The trader notes they were able to fill the order at a price slightly below mid-price, suggesting potential for better execution at the current market conditions (stock down ~$1.30). The total pop of the three-leg trade is approximately 80%.

4. Delta, Win Ratio & “Pop” Explained

  • Delta: The trader explains the importance of delta in options trading. A negative delta in the short call spread indicates the trade benefits from the stock price remaining stable or decreasing. The long put adds positive delta, creating a net delta of 17, making the trade slightly bullish but still largely neutral.
  • Win Ratio: The trader prefers a “pop” (percentage of potential profit relative to the risk) of around 60-70% for standalone trades. The short call spread has a 64% pop, fitting within this preference.
  • “Pop”: This refers to the ratio of potential profit to the premium received. A higher “pop” indicates a more favorable risk-reward ratio.

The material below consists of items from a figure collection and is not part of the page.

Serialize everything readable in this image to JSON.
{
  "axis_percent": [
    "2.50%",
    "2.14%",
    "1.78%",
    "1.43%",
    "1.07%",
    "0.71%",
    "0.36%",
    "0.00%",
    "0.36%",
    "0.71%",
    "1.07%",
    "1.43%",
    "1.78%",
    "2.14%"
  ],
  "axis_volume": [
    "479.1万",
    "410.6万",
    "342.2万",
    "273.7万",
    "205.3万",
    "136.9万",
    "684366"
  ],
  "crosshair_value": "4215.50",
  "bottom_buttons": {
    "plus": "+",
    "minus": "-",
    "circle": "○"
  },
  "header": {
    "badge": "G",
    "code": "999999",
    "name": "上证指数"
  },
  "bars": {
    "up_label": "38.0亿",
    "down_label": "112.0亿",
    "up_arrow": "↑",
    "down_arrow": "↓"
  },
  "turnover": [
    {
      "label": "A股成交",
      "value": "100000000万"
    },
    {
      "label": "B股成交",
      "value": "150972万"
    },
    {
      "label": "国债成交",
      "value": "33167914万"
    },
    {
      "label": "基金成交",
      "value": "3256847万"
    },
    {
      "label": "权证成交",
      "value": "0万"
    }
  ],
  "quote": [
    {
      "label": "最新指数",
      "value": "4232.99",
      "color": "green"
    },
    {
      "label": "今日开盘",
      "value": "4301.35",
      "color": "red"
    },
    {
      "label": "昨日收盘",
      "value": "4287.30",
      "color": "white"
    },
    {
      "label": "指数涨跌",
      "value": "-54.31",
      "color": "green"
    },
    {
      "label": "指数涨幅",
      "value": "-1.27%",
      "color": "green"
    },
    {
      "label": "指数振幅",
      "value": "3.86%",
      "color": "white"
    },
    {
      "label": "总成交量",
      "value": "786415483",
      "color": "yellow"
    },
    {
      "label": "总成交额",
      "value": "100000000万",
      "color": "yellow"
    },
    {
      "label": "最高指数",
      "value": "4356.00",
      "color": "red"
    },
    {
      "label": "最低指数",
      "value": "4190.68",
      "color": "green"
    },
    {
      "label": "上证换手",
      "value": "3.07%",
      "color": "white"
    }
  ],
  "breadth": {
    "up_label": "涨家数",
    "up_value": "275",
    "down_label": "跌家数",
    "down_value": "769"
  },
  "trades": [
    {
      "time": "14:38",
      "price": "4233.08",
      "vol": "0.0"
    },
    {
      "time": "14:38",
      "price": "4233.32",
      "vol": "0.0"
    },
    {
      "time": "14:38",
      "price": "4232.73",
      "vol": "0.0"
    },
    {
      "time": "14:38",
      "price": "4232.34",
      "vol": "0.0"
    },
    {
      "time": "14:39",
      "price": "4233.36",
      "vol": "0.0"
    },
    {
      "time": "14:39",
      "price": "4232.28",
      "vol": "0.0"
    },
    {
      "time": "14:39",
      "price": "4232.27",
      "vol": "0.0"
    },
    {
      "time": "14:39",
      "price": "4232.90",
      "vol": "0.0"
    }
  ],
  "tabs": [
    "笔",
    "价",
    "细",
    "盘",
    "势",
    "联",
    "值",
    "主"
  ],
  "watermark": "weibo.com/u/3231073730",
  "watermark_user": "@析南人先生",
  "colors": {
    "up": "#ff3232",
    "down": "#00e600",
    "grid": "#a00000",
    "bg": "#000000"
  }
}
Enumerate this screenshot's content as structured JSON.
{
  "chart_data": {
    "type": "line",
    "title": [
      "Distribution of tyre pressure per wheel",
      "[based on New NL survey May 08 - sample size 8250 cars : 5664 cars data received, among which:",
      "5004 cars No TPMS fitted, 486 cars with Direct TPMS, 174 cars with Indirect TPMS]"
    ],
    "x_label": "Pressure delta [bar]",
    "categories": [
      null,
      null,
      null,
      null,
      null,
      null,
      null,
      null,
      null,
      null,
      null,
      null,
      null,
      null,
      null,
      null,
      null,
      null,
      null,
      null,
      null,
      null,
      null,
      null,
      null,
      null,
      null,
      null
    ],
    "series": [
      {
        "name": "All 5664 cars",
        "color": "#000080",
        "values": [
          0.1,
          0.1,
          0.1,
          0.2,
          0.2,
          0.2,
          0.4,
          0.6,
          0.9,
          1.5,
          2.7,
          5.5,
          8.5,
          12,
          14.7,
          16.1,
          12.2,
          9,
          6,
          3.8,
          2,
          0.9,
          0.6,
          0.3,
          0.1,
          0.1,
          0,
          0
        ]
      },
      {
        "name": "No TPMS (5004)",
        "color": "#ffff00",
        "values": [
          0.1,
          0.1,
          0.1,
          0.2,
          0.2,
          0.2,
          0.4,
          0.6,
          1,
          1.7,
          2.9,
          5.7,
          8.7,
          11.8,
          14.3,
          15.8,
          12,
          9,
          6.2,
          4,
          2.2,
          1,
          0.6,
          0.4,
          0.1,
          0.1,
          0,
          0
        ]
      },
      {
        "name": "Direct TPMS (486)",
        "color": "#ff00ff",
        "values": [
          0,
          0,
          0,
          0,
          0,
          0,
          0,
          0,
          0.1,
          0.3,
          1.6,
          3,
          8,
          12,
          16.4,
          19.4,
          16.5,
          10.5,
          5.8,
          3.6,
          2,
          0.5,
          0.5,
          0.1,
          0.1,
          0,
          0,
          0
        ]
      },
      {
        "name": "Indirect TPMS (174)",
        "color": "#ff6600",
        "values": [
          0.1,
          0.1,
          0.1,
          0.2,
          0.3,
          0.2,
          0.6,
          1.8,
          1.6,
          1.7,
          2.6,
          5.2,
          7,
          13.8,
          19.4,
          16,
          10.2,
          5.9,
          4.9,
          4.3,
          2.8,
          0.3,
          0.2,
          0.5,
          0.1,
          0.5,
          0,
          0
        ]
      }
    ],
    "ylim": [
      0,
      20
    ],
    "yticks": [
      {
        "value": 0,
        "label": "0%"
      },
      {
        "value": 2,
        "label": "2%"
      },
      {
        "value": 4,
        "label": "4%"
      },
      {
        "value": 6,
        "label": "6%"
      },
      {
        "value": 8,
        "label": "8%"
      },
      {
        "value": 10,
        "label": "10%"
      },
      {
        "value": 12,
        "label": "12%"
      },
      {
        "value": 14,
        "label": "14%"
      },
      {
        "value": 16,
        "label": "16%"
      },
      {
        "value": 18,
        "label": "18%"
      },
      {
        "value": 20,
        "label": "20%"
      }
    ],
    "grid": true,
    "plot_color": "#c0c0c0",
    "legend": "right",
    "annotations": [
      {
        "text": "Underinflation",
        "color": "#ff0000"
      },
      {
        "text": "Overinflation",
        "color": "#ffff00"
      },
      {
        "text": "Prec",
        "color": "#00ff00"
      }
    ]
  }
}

5. Trade Outlook & Management

The trader’s outlook is that MSFT will “slowly move higher or just go higher in general.” The trade is designed to be omnidirectional, meaning it can profit from price movement between $435 and infinity. The trader intends to take profit when the spread reaches 2-3 points.

6. Tasty Trade Promotion

The trader concludes with a strong endorsement of Tasty Trade, positioning it as the “number one brokerage firm in all the galaxy” and encouraging viewers to transfer their accounts.

7. Technical Vocabulary

  • Strike Price: The price at which an option can be exercised.
  • Premium: The price paid for an option contract.
  • Time Decay (Theta): The erosion of an option's value as it approaches its expiration date.
  • Mid Price: The average of the bid and ask price for an option.

Conclusion

The video details a specific Jade Lizard options strategy on MSFT, capitalizing on perceived undervaluation and upcoming earnings. The trade is designed to be neutral-to-bullish, benefiting from time decay and limited upward movement. The trader emphasizes the importance of delta, win ratio, and risk-reward analysis in constructing the trade, and highlights the potential for profit within a defined range of price movement. The strategy is presented as a relatively low-risk, defined-risk approach suitable for traders seeking to profit from sideways or moderately bullish market conditions.